This Wednesday three girls water polo teams from the Puget Sound Aquatics club begin play in the USA Water Polo Junior Olympics at local high schools in Orange County, Calif.
In addition to the program’s 18U and 14U squads, the Puget Sound Water Polo 16U team, featuring a quartet of Auburn Mountainview sophomores-to-be Amelia Portin, Katelyn Cooper, Katie Craft and Autumn Hildebrandt – will compete for a national title.
“Usually we get a team to qualify every year, but this is the first time we’re taking three girls teams down,” 16U head coach Megan Ernst said. “It’s exciting being able to expand and take that many kids.”
The team qualified for the Junior Olympics by taking second-place at the Pacific Northwest and Hawaii Zone Regional qualifiers May 1-3 in Salem, Ore.
Not bad for a team bristling with new players fresh from high school season who had yet to play together as a team, Ernst said.
“Because high school girls water polo is in the spring and qualifiers are in the spring, it makes it hard because the girls haven’t really trained together,” Ernst said. “They train with their high schools but not with their teams. But we went down to Oregon and they played really, really well.”
The team won three matches at the regional qualifiers, one by shootout, another by a one-point margin.
“It was so stressful,” Ernst said. “You don’t want to call a timeout at the wrong time, you don’t want to substitute someone out who is on a roll. I just try to put myself in the water.”
For goalie Katelyn Cooper, who played goalkeeper for Auburn Mountainview as a freshman this past year, the team’s success at the tourney was gratifying.
“We were all really nervous trying to figure out where we all fit in together,” Cooper said. “Winning three of the games was exciting, we all played well together. It felt really good to get second place with a team that had never played together.”
Katie Craft, Cooper’s teammate on the Puget Sound Aquatics and Lion water polo squads, agreed:
“It was difficult at first, but the next few games we got used to playing together and won a few games,” Craft said. “I think we did pretty well for playing together for the first time.”
Although the Puget Sound 16U team features players from other local high schools, such as Curtis and Lakes, the Auburn Mountainview additions have been crucial, according to Ernst.
“They’re great, they have a lot of potential,” Ernst said. “Our goalie is Katelyn, so it’s nice to have her. She works so hard. I think her mom takes notes during the game so she can improve. It’s nice to have kids who want to learn, not just come to practice to check off the box for the day. The parents are super supportive of them, and that’s so important.”

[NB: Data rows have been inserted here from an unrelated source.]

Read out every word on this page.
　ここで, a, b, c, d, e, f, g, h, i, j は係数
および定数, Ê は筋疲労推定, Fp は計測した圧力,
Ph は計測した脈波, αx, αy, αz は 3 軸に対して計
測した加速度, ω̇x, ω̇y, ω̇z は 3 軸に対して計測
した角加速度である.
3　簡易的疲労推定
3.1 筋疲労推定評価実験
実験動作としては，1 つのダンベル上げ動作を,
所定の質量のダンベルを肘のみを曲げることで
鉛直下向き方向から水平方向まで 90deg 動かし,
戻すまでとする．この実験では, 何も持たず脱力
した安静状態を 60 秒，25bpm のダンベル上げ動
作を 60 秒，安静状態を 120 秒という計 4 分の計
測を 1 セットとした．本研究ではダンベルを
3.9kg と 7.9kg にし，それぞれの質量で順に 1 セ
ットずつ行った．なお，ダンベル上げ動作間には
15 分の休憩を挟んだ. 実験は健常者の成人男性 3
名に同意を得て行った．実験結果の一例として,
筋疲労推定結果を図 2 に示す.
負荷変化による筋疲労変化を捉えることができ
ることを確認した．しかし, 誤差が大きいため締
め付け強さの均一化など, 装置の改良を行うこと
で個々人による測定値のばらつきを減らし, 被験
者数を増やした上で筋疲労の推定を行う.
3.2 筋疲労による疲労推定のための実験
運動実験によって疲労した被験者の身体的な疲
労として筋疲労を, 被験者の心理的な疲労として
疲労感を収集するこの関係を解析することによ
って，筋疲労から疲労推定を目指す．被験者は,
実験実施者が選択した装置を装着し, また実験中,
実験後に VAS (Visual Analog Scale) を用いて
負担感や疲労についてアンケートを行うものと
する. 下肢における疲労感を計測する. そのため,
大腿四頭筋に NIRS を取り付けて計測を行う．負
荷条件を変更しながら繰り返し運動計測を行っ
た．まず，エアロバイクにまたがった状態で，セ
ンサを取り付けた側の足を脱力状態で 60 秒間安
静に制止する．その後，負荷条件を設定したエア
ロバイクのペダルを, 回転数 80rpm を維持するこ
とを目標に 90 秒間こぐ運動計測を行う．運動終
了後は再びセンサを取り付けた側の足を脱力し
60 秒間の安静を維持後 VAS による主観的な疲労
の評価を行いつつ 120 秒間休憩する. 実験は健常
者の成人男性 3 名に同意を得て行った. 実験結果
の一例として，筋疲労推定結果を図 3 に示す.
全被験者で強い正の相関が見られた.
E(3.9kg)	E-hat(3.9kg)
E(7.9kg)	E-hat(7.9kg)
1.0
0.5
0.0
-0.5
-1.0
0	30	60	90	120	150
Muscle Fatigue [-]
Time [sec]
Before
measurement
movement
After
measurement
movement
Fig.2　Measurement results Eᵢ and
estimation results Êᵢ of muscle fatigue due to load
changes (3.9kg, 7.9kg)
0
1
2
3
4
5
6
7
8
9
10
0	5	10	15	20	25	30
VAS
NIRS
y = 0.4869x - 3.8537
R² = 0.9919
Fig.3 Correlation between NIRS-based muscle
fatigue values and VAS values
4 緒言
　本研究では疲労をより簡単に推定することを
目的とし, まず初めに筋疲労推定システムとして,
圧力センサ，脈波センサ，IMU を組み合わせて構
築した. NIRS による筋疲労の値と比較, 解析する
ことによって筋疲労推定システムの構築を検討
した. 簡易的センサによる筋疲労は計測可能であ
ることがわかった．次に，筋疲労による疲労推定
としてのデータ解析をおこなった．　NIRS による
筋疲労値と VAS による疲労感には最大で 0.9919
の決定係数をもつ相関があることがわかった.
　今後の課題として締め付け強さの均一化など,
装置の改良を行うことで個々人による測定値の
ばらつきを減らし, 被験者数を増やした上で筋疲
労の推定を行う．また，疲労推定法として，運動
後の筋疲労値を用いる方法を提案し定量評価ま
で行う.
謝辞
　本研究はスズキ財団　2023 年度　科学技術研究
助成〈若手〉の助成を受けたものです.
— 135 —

Equally important has been the Lion players’ eagerness to integrate into their club team.
“That can be hard because often you want to just hang with your friends and the people you know,” Ernst said. “But they aren’t like that, they’re friendly with everybody. That really helps.”
“It’s easy because Coach Wally (board member and coach Mike Wallen) assigns the hotel rooms when we travel,” Cooper said. “He makes sure we’re not rooming with the same people.”
Now the team has to build on the team unity to make its presence felt at the National Junior Olympics.
No easy task, Ernst said.
“Once you go to California and play, there are girls that are 6-foot and 16U,” Ernst said. “If you can go down there and play, you can compete up here. You go down wanting to win, but it’s much more competitive. Every high school has a beautiful, 50-meter pool in an aquatic complex, with bleachers and concession stands. They’re all well cared for and have the best equipment. It’s more of a big sport down there. But that’s how you get better, playing better competition. That’s why it’s nice to take the girls down there.”
For Cooper, the team’s prospects in California bring on the butterflies.
“I’m nervous, but really excited for the challenge,” Cooper said. “We’ll definitely be playing tougher teams because they practice way more than teams up here. But I think we’ll do pretty well. We work well together and want to do well.”
Craft, too, was confident in her team’s ability to step it up.
“I’m excited,” Craft said. “I don’t really mind as long as we go in as a team and do our best and think that we can win. Sometimes you go in thinking you’re going to lose and that’s bad and affects the game. I’m just going in thinking we can win.”